Defendant seems to argue both “jury tampering” and “juror misconduct.” He concedes the two evoke a similar analysis. “Juror misconduct” can have pejorative connotations. We prefer to consider this a case of jury tampering. Juror No. 4 did nothing wrong. This case involves an external agent, Alex Tili, intruding into the jury’s deliberative universe by making his comment directed at Juror No. 4.
We agree there is a presumption of prejudice regarding both types of error. (See Horton, supra, 11 Cal.4th at pp. 1135-1137 [right to counsel]; In re Hamilton (1999) 20 Cal.4th 273, 295 (Hamilton) [jury tampering].)
But the presumption of prejudice is rebuttable. In the case of denial of the right to counsel, “[o]nly the most compelling showing” of no effect on defendant’s substantial rights “will overcome the presumption.” (Horton, supra, 11 Cal.4th at p. 1137.)
In the case of jury tampering, the presumption is rebutted “if the entire record..., including the nature of the [tampering], and the surrounding circumstances, indicates there is no reasonable probability of prejudice, i.e., no substantial likelihood that one or more jurors were actually biased against the defendant. [Citations.]” (Hamilton, supra, 20 Cal.4th at p. 296.) We independently determine whether there is a reasonable possibility of prejudice. (People v.

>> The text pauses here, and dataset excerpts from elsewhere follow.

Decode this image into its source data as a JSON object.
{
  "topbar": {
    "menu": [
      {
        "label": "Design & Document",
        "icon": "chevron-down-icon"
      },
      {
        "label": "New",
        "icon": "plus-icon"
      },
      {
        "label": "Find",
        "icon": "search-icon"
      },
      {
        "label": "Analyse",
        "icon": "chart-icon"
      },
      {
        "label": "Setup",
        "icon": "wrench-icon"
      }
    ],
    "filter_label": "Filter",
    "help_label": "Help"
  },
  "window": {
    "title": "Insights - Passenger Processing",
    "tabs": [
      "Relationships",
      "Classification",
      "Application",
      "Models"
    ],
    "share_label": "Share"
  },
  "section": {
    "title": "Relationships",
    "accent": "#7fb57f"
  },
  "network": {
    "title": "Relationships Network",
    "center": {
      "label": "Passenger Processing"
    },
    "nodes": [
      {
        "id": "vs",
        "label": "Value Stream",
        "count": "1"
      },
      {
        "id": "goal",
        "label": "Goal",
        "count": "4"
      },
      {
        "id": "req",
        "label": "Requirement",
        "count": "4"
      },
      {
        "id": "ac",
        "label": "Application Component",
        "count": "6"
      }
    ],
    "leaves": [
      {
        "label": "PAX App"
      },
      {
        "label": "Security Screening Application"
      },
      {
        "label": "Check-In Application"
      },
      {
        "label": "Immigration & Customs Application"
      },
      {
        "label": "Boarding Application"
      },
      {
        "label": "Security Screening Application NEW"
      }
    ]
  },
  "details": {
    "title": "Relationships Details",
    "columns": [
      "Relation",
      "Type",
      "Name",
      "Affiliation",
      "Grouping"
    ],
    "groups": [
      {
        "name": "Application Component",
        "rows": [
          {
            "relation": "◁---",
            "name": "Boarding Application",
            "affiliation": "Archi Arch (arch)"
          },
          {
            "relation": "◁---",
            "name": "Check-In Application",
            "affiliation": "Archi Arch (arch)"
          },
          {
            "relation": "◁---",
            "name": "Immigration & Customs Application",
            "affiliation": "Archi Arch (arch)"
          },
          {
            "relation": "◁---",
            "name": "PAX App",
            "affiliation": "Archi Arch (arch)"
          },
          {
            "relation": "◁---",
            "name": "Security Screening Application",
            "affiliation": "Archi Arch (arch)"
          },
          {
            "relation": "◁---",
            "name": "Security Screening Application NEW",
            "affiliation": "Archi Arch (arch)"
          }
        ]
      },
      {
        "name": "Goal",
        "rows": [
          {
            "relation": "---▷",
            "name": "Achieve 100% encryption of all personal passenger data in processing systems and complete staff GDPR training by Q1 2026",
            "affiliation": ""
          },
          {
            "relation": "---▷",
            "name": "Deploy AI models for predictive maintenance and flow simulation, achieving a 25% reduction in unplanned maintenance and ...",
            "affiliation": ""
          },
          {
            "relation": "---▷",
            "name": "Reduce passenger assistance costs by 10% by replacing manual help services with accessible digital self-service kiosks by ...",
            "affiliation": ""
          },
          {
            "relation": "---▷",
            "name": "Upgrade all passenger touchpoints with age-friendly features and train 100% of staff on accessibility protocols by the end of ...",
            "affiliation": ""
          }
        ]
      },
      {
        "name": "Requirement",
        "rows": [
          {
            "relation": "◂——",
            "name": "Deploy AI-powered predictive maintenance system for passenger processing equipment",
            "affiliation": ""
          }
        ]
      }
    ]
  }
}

Harris (2008), 43 Cal.4th 1269, 1303-1304.)
Despite the somewhat different standards for rebuttal of the presumption, we may employ the same analysis of the facts with regard to the denial of counsel and jury tampering. The crux of the issue is whether the comment affected Juror No. 4’s partiality, or whether the other jurors’ witnessing of Juror No. 4’s emotional state after the comment had an adverse impact on deliberations. We conclude the record shows compelling evidence there was no impact on defendant’s substantial rights, and there is no reasonable possibility of prejudice to defendant.
The trial court’s remand hearing enabled defense counsel to be present for Juror No. 4’s testimony regarding the comment and its effect on her emotional state and on her ability to properly function as a juror, as well as any impact on the other jurors. Defense counsel was able to observe her demeanor. Counsel was able to, and did, examine Juror No. 4 at considerable length.
Juror No. 4 ratified her initial statement to the trial court that she could “definitely” remain impartial in the wake of the comment, and that she was just “sh[aken] up a little,” but would “be fine.” She clarified that only two jurors, the ones seated near her in the jury room, actually responded to her explanation of why she was “a little upset.” These jurors felt that defendant’s family’s response was understandable, given that the jury had obviously reached a murder verdict and was left only to determine the issue of degree. These jurors “didn’t think much” of the comment or, by clear implication, any effect on Juror No. 4.
Juror No. 4 was not crying when she returned to the jury room after speaking to the trial judge, and heeded the court’s admonition to speak no further about the comment. At the time the comment was made and the two jurors voiced their response to Juror No. 4, the jury had already decided defendant was guilty of murder and were only deliberating on the matter of first versus second degree.
These facts constitute compelling evidence that no substantial right of defendant was affected by counsel’s absence from the ex parte communication—an absence cured by the remand hearing—and that there is no reasonable possibility of prejudice to defendant.
We reject defendant’s contention that the trial court should have examined other jurors. This is not an extreme case. Juror No. 4 testified as to the limited scope of the impact of the comment on the jury—only two jurors even responded to her explanation, and did not think much of it. Moreover, by this point the jury had already determined guilt. Under all the circumstances, the record does not support the need to examine the other jurors.
We find the error in this case to be harmless beyond a reasonable doubt.
III. DISPOSITION
The judgment of conviction is affirmed.
We concur: Margulies, J., Dondero, J.